De propósitos a objetivos, y de objetivos a hábitos

Empecemos por el principio: ¿qué son los propósitos? Vamos a ver lo que dicen nuestros amigos de la RAE:

propósito
Del lat. proposĭtum.
1. m. Ánimo o intención de hacer o de no hacer algo.
2. m. Objetivo que se pretende conseguir.
3. m. Asunto, materia de que se trata.

No sé tú, pero yo me quedo con estas dos palabras: intención y pretende. Aunque tus intenciones sean muy buenas, se pueden quedar solo en eso: “En 2016, quiero ponerme con el inglés”. Es por eso que no me apasiona la palabra propósito. Prefiero objetivos.

Los objetivos son mucho más específicos y conllevan más intención que los propósitos, al menos en mi opinión. Estamos ya dándole más forma a nuestra idea, y esta pasa a ser menos abstracta, más alcanzable, de algún modo: “En 2016, mi objetivo es sacarme el First Certificate”. Mucho mejor, ¿no?

Pero vamos a ir más allá. Los objetivos también pueden quedarse ahí en nuestra libreta o documento de Word acumulando polvo (ya sea real o virtual). Hay que ser mucho más específico, en cuanto a fechas y en cuanto al desglose de ese objetivo, es decir, los pasos más pequeños que nos llevarán a cumplirlo. Y es aquí cuando se pone interesante la cosa.

objetivosUn hábito es una práctica adquirida por frecuencia de repetición de un acto (wordreference).

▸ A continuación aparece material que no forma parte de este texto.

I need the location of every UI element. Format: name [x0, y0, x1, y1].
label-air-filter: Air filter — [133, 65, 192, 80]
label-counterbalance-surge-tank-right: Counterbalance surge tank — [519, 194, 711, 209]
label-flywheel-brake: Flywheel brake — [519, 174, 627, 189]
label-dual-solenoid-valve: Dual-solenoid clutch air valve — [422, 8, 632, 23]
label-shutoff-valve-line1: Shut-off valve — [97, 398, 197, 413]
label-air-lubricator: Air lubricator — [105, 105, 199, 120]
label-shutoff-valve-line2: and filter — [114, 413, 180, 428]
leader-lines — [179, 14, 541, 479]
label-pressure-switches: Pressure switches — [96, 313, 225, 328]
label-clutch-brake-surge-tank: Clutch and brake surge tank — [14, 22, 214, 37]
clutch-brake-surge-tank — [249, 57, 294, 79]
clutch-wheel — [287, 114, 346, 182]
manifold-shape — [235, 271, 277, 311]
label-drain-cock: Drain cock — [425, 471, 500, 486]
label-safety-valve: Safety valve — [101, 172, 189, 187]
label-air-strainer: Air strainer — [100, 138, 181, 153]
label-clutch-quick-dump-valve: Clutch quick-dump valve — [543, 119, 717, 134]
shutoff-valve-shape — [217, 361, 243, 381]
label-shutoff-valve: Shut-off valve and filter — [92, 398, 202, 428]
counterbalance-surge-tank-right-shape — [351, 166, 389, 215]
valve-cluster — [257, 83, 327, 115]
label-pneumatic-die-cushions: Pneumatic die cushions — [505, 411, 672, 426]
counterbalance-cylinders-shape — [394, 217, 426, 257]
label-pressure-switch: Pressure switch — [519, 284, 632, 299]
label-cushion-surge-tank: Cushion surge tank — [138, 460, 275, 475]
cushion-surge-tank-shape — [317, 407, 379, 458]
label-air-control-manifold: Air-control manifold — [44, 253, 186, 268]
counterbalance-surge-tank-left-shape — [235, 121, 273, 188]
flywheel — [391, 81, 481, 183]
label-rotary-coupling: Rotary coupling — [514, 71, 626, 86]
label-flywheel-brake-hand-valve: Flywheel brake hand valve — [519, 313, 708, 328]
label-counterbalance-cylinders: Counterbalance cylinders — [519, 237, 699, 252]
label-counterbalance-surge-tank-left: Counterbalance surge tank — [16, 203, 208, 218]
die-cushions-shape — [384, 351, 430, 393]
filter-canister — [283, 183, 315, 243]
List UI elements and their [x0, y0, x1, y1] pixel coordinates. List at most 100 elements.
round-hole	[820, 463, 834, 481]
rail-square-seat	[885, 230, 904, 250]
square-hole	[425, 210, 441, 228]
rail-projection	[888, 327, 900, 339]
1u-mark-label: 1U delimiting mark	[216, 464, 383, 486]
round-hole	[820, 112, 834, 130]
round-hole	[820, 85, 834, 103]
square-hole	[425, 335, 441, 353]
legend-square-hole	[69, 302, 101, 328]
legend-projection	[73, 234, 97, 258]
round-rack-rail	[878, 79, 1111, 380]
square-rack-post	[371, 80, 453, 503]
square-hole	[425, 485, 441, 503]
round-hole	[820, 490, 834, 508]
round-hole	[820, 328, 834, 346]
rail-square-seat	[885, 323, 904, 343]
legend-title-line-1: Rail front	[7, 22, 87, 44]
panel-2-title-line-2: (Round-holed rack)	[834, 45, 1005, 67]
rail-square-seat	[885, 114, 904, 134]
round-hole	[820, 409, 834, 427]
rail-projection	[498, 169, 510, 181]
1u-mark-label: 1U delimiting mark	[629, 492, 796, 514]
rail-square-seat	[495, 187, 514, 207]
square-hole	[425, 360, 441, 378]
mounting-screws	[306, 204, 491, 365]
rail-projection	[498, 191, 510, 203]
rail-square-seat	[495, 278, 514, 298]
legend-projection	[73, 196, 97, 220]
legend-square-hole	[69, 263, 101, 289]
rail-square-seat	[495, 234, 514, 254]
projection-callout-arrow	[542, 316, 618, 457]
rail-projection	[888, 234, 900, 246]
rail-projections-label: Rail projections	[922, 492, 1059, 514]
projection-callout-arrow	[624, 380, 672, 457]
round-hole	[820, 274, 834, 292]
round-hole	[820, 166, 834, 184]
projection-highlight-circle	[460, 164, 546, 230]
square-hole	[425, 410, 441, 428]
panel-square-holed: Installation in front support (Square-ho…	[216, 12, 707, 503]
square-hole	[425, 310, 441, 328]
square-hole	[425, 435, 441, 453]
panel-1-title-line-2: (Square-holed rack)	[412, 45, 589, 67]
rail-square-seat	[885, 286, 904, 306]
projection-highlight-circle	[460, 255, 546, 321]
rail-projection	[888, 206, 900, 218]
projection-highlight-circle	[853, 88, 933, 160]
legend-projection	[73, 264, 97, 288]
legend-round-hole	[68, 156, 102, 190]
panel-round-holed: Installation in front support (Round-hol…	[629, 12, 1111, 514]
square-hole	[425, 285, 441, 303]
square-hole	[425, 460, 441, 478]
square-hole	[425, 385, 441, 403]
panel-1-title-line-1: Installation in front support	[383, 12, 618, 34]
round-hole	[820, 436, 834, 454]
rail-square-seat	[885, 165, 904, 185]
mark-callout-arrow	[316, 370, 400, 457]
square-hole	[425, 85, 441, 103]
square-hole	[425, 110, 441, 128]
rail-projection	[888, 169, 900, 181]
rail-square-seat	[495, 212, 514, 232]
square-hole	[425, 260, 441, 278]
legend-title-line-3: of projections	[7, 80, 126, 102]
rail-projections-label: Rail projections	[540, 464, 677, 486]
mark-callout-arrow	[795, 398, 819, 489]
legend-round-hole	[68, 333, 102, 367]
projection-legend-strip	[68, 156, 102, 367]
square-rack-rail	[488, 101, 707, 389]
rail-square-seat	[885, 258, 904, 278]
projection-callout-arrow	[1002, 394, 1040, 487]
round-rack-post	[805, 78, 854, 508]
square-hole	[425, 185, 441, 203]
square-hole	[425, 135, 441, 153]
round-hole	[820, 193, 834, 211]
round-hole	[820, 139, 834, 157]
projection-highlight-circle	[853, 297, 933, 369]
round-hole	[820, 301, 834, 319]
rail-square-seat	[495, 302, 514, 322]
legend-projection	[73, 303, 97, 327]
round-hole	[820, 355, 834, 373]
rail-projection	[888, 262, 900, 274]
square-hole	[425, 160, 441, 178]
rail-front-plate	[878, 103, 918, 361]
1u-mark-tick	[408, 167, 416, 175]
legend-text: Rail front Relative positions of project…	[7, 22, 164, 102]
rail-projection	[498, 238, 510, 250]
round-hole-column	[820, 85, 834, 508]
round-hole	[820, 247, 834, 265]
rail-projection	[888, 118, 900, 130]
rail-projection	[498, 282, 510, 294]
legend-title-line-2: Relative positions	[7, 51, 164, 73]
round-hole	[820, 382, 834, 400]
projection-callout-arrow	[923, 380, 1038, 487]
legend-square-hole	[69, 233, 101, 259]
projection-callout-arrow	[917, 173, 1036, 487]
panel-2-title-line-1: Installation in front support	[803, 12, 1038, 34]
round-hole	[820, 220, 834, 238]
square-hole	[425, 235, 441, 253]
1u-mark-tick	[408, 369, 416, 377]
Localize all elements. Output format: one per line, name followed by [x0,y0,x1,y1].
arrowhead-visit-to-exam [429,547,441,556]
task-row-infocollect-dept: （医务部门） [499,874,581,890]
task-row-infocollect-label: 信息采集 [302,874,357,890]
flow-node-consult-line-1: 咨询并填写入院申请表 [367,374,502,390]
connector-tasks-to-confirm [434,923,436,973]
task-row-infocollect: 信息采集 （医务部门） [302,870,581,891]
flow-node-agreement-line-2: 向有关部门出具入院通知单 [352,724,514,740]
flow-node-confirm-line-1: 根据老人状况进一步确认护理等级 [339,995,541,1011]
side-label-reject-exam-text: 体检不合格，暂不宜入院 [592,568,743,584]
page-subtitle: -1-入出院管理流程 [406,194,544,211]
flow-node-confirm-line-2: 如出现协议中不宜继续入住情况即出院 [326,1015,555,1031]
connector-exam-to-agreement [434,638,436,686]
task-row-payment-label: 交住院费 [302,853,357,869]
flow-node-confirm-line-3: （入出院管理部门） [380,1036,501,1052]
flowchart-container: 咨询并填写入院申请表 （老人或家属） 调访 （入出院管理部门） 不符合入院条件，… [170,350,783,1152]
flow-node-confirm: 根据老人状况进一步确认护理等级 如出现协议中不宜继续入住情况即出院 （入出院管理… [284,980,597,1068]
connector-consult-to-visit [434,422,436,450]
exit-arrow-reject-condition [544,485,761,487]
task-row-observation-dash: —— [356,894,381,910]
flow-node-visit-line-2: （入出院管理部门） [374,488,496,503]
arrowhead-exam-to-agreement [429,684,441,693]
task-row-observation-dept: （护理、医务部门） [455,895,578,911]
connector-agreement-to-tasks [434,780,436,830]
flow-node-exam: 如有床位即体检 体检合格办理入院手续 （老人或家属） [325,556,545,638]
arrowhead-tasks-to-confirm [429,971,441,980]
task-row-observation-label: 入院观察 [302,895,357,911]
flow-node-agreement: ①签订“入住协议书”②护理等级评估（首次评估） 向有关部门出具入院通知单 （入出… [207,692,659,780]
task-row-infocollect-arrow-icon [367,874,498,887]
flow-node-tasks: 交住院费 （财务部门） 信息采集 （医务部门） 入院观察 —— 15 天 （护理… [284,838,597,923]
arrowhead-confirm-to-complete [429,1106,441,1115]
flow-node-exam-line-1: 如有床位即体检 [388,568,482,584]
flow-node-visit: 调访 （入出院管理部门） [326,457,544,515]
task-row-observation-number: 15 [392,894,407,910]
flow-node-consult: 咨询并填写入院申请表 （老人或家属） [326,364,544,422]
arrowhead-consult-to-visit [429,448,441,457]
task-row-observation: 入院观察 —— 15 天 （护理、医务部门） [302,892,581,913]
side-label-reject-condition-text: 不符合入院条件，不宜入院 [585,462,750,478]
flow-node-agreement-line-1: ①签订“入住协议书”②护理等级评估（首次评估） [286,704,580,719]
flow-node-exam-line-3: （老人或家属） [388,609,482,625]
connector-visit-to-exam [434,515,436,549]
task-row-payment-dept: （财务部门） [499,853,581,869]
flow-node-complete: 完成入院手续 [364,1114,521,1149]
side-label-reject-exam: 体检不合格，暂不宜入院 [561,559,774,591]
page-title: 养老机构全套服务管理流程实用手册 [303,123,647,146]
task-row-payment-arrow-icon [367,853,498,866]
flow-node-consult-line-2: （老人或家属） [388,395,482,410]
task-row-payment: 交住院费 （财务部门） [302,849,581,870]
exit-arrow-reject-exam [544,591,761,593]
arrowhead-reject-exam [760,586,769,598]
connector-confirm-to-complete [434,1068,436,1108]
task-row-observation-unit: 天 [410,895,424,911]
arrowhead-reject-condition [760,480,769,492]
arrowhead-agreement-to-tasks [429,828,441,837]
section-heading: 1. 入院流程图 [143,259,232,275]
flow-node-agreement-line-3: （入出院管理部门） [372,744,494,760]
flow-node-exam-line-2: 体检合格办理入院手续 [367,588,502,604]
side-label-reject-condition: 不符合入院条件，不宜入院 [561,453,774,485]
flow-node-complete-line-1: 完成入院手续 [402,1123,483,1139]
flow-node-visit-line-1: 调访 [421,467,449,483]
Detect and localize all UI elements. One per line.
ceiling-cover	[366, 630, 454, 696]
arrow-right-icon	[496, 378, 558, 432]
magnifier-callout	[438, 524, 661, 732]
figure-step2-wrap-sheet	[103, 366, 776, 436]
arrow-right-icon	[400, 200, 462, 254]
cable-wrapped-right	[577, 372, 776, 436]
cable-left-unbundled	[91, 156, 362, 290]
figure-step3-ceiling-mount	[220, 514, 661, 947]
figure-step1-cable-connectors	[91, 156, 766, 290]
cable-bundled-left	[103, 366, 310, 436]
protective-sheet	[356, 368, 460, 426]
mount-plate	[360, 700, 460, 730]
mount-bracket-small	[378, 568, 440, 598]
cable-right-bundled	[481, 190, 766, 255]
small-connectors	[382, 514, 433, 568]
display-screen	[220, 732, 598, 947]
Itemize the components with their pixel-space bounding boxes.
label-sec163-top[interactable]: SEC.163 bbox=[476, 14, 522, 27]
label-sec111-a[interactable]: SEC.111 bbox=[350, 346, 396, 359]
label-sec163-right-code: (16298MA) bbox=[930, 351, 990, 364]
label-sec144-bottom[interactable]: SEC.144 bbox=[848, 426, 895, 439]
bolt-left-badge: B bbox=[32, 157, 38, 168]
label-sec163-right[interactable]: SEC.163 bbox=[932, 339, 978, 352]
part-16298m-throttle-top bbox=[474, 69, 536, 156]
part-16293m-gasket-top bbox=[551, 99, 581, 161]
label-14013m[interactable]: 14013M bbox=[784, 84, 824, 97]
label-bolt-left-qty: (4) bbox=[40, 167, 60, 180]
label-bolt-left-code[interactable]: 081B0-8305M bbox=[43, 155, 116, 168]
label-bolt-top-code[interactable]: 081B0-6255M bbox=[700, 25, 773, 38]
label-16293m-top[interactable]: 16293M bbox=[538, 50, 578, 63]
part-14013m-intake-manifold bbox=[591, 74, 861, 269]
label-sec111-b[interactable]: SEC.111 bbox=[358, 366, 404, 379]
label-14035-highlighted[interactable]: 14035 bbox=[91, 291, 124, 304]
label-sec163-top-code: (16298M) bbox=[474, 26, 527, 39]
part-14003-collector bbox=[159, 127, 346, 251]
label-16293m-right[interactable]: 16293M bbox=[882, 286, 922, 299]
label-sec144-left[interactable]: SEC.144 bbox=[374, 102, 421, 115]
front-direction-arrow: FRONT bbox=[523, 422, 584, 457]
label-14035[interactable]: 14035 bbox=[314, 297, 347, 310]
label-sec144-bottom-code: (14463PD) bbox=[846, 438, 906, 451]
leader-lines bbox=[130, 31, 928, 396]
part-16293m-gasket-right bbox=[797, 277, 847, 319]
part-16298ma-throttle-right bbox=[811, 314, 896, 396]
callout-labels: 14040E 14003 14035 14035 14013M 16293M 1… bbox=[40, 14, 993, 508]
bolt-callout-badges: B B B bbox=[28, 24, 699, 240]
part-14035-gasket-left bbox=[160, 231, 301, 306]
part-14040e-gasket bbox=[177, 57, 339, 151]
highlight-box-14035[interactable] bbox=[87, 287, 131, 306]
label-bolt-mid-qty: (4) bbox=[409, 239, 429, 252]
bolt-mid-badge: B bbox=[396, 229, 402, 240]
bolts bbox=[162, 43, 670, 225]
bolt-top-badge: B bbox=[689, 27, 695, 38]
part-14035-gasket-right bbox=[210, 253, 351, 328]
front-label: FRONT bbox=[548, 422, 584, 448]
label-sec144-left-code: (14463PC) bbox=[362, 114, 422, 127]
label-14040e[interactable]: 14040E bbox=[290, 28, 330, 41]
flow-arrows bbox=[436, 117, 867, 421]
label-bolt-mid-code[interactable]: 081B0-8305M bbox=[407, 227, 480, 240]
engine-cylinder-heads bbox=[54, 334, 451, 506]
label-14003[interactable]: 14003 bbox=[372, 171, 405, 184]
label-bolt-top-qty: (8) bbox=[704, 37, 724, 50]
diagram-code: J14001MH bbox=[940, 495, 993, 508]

Aquí ya estamos hablando de actos, de tomar acción que nos llevará a conseguir esos objetivos. Un ejemplo sería:

Lunes: 20 minutos de listening (ejercicios de libro) y 20 minutos de reading (ejercicios del libro)

Martes: Clase con mi profesor particular durante dos horas.

Miércoles: 30 minutos de Use of English (ejercicios del libro)

Jueves: hacer intercambio para practicar speaking durante una hora y media

Viernes: leer durante una hora y hacer resúmenes. Enviárselo a mi profesor particular para corregir.

Supongo que ya te haces a la idea. Hemos pasado de una intención, a un objetivo específico, y a un plan de ejecución para ese objetivo. Ahora solo falta llevarlo a cabo. Una buena idea es apuntarlo en el calendario (yo uso Google Calendar y me va muy bien), y tomártelo como una cita, algo a lo que no puedes faltar.

Ejemplos

Esto sirve para cualquier propósito. Aquí tienes otros ejemplos:

Propósito: Ir a vivir a Londres

Objetivo: Ahorrar un mínimo de 3000 euros para ir a vivir a Londres en setiembre.

Hábito: Al cobrar, poner directamente X euros en la cuenta de ahorro inmediatamente.

En vez de salir a comer fuera 3 veces por semana, reducirlo a una sola vez, cada dos semanas.

Propósito: Ponerme en forma

Objetivo: Ser capaz de correr 10 km y perder 15 kg antes de noviembre

Hábito: Correr durante 30 minutos cada lunes, miércoles y viernes antes de ir a trabajar. Preparar batidos verdes para desayunar (espinacas, plátano y leche de avena, por ejemplo) después de correr.

Ya vas viendo más o menos cómo va. Tal y como te decía la principio, este método es muy sencillo, y si te organizas bien, ya verás que crear el hábito en sí no es difícil. No te lo negaré, al principio será difícil. Como cuando de pequeño te tenías que lavar los dientes y siempre te lo tenían que recordar tus padres, y te daba pereza. Pero cada vez será más fácil, y formará parte de tu día a día, y no le darás más vueltas. Te acostumbrarás. Y es que esa es la clave para conseguir cumplir los propósitos de año nuevo: acostumbrarte a una serie de acciones que te llevarán a un objetivo determinado.